Restoring Non-Breaking Spaces in Pandoc 3.x with a Lua Filter
Pandoc 3.x changed how it handles the tilde character (~) in Markdown-to-LaTeX conversion. Where earlier versions treated ~ as a LaTeX non-breaking space, Pandoc 3.x now emits \textasciitilde — a literal tilde glyph. This breaks documents that rely on ~ for non-breaking spaces in names, units, and references. A small Lua filter restores the expected behavior.
The Problem
In LaTeX, ~ is a tie — a non-breaking space that prevents line breaks between adjacent words. Technical documents use it constantly:
1
2
3
4
Figure~1 % keeps "Figure" and "1" on the same line
Dr.~Smith % prevents break between title and name
100~MHz % keeps value and unit together
Section~3.2 % anchors label to number
Prior to version 3.x, Pandoc passed ~ through to LaTeX unchanged, preserving this behavior. Starting with Pandoc 3.x, the Markdown reader interprets ~ as a literal tilde and the LaTeX writer emits \textasciitilde, which renders as a raised tilde glyph (~) instead of a space.
A document with Figure~1 now produces Figure\textasciitilde 1 in the LaTeX output — visually wrong and typographically broken.
The Filter
The fix is a Lua filter that intercepts Str elements in the AST, finds tildes, and replaces them with raw LaTeX ~ characters:
1
2
3
4
5
6
7
8
9
10
11
12
13
14
15
16
17
18
19
20
21
--- Convert literal ~ in text to LaTeX non-breaking space (~).
--- Pandoc 3.x treats ~ as \textasciitilde in markdown→LaTeX;
--- this filter restores the expected non-breaking space behavior.
function Str(el)
if el.text:find("~") then
local parts = {}
for part in el.text:gmatch("[^~]+") do
table.insert(parts, part)
end
local result = {}
for i, part in ipairs(parts) do
if part ~= "" then
table.insert(result, pandoc.Str(part))
end
if i < #parts then
table.insert(result, pandoc.RawInline('latex', '~'))
end
end
return result
end
end
Walkthrough
The filter operates on Str elements — the AST nodes that contain literal text strings. Pandoc splits inline content into typed elements: Str for text, Space for whitespace, Code for inline code, and so on. A tilde embedded in text lands inside a Str node.
Early Exit
1
if el.text:find("~") then
The guard clause uses Lua’s string.find to check whether the text contains a tilde at all. Most Str elements don’t, so this skips them without allocating any tables.
Splitting on Tildes
1
2
3
4
local parts = {}
for part in el.text:gmatch("[^~]+") do
table.insert(parts, part)
end
gmatch("[^~]+") extracts every run of non-tilde characters. For the input Figure~1, this produces {"Figure", "1"}. For A~B~C, it produces {"A", "B", "C"}.

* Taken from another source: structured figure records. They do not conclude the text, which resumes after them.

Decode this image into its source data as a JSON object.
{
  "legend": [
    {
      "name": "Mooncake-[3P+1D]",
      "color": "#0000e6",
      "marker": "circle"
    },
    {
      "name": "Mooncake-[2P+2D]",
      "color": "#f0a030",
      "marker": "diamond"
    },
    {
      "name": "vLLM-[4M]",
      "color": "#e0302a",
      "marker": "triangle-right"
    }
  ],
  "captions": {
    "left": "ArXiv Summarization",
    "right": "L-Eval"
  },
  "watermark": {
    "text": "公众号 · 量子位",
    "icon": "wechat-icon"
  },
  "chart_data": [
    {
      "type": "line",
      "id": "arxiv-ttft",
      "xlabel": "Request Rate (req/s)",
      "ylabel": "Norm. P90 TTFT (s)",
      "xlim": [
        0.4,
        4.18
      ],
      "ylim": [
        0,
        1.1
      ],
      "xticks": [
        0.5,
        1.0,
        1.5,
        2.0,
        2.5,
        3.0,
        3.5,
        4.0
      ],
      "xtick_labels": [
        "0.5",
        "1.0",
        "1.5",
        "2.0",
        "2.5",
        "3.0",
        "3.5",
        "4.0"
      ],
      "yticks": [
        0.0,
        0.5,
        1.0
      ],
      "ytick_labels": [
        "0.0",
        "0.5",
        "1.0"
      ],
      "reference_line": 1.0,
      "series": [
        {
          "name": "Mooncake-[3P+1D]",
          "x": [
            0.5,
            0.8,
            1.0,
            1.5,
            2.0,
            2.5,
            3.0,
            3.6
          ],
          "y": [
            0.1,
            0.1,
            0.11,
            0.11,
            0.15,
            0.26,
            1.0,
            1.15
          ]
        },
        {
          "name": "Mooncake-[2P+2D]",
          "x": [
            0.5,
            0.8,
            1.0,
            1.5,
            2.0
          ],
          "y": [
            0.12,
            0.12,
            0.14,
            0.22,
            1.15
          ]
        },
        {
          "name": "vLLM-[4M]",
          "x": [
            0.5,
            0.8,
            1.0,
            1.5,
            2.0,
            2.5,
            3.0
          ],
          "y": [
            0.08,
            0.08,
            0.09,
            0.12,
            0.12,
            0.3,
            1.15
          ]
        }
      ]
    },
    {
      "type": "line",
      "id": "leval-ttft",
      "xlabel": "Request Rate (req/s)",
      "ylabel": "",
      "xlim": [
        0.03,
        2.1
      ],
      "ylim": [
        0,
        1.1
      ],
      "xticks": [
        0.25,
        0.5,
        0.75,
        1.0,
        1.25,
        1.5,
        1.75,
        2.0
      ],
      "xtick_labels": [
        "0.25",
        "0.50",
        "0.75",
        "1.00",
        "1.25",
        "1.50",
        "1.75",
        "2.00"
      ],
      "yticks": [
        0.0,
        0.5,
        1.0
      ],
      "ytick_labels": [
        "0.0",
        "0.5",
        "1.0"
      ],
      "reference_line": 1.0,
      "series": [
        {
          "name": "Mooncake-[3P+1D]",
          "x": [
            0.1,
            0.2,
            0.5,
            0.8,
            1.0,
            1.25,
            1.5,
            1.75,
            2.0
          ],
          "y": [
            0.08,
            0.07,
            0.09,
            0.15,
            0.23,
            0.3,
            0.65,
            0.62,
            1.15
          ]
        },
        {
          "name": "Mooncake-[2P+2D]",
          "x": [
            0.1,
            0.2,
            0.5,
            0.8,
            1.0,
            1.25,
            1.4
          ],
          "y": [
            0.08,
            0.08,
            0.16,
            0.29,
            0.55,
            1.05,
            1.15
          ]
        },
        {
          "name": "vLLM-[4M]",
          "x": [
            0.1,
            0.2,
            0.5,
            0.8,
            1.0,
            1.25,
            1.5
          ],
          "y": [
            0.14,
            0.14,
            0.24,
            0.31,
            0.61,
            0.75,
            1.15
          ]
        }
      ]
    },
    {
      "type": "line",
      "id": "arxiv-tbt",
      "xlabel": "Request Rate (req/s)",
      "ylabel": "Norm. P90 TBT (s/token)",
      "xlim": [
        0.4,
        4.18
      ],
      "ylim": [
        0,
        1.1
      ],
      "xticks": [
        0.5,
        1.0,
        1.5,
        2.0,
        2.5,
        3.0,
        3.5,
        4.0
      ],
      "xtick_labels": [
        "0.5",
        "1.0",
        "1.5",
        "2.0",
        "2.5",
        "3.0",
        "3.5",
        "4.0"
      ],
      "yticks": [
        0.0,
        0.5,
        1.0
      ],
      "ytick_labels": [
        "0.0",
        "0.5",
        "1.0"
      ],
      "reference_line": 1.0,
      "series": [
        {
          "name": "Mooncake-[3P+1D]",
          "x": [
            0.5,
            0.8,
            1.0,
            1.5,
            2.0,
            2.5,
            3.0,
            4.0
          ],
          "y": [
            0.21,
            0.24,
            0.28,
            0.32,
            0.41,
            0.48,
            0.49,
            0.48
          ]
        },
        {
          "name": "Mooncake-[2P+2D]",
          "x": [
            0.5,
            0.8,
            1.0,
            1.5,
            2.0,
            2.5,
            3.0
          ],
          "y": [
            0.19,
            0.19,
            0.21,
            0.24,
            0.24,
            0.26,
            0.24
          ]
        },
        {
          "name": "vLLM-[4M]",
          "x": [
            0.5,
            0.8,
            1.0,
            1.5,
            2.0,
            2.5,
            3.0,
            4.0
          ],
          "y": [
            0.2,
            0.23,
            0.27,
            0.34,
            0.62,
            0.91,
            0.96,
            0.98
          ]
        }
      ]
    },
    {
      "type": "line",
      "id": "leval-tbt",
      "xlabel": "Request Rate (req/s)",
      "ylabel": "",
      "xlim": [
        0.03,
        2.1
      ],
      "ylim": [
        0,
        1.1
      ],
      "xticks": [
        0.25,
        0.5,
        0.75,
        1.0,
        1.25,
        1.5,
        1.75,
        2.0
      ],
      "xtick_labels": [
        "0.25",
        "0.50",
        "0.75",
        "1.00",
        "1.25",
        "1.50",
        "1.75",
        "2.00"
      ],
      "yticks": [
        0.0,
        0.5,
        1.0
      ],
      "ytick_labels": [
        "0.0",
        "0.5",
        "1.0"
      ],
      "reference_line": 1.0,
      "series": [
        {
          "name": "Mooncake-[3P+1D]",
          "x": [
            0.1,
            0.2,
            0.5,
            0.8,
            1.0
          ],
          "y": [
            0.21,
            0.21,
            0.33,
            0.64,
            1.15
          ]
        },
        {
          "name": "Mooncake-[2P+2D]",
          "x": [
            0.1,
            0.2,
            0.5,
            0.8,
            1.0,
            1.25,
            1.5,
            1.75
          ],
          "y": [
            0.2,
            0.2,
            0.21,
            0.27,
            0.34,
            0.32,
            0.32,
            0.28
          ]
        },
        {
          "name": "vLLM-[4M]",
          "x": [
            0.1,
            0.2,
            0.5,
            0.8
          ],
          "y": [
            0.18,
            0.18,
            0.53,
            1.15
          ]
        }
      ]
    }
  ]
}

Reassembling with Raw LaTeX
1
2
3
4
5
6
7
8
9
10
local result = {}
for i, part in ipairs(parts) do
if part ~= "" then
table.insert(result, pandoc.Str(part))
end
if i < #parts then
table.insert(result, pandoc.RawInline('latex', '~'))
end
end
return result
Each text fragment becomes a pandoc.Str element, and each tilde position becomes a pandoc.RawInline('latex', '~') — a raw LaTeX non-breaking space that Pandoc passes through verbatim to the writer.
The if i < #parts condition places a tilde between every pair of fragments but not after the last one. For Figure~1, the result is:
1
[Str "Figure", RawInline "~", Str "1"]
Returning a list from a filter function tells Pandoc to replace the original element with the list contents spliced into the document.
Usage
Save the filter as nonbreaking-tilde.lua and pass it to Pandoc:
1
2
3
pandoc input.md \
--lua-filter=nonbreaking-tilde.lua \
-o output.pdf
In a multi-filter pipeline, this filter should run early — before filters that modify or consume inline elements:
1
2
3
4
5
pandoc input.md \
--lua-filter=nonbreaking-tilde.lua \
--lua-filter=other-filters.lua \
--filter=pandoc-minted.py \
-o output.pdf
Verifying the Fix
Check the intermediate LaTeX to confirm the filter is working:
1
2
pandoc input.md --lua-filter=nonbreaking-tilde.lua -o output.tex
grep '~' output.tex
You should see bare ~ characters in the output rather than \textasciitilde.
Why Lua Over Python
This filter is a good example of when to use a Lua filter instead of a Python JSON filter. Lua filters run inside Pandoc’s process with no serialization overhead. A Python filter would need to parse the full JSON AST, walk every element, and serialize it back — adding hundreds of milliseconds for what amounts to a string replacement. The Lua version adds negligible overhead since it skips elements that don’t contain tildes.